Jet impingement is an efficient heat transfer method and has been used successfully in cooling of turbine blades in gas turbine engines. Although many studies have been conducted on the heat transfer characteristics of jet impingement array, there is a lack of knowledge in pressure drop characteristics of large jet impingement arrays. The pressure losses encountered are becoming increasingly important when applied to micro gas turbines, cooling concentrated solar panels and high density electronic chips. The present work focuses on experimental and theoretical investigation of pressure losses in low Re impingement arrays, 200< Re <3000.

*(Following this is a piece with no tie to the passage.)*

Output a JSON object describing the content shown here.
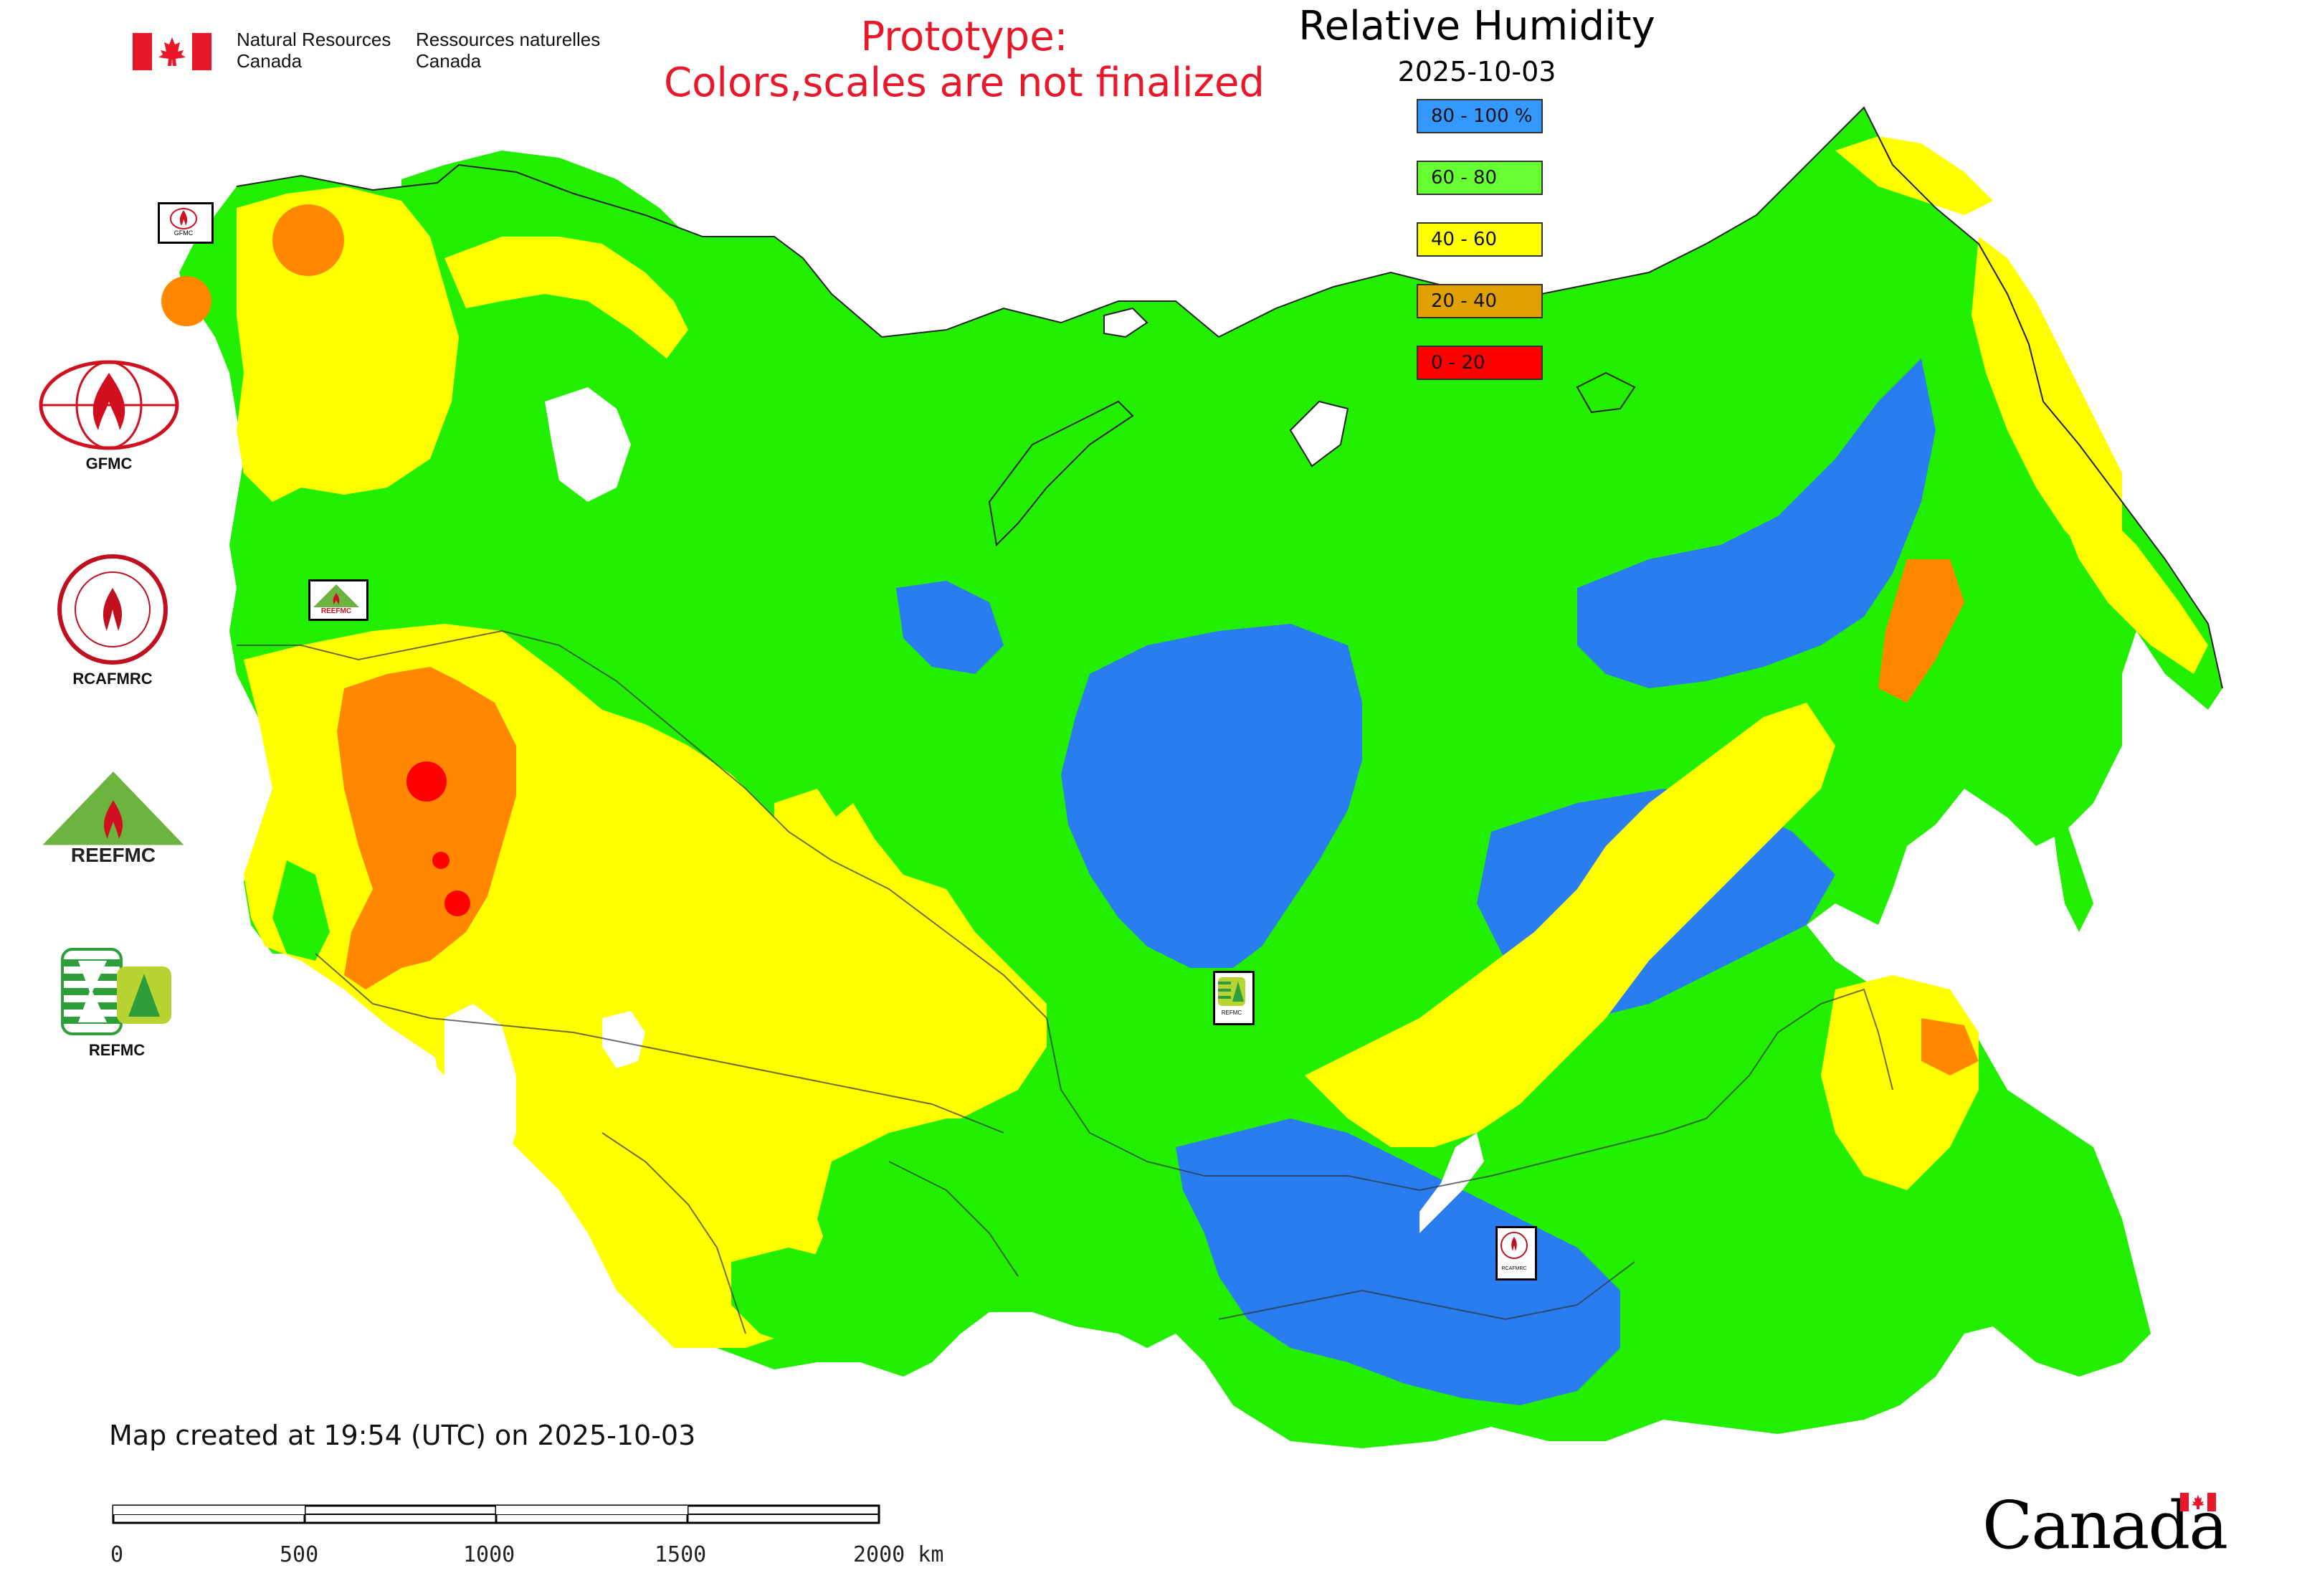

Experiments were carried out on jet impingement array with nozzle diameters of 200 to 800 μm. Numerical simulations were also performed with available commercial CFD tools. Reasonable comparisons between experimental results and numerical simulations were obtained. Detailed flow structure, mass flow rate distribution, jet velocity profiles, and pressure drop within the array in the streamwise direction were obtained from the CFD simulations. These simulations enhance the understanding of the physics within multiple jet impingement system.
Additionally a semi empirical–analytical method is developed for calculating the total pressure loss within a multi jet impingement system. This simple methodology can provide a quick estimate of the total pressure drop and hence is suited for first order optimization. The methodology is validated by results obtained from experiments and from CFD simulations.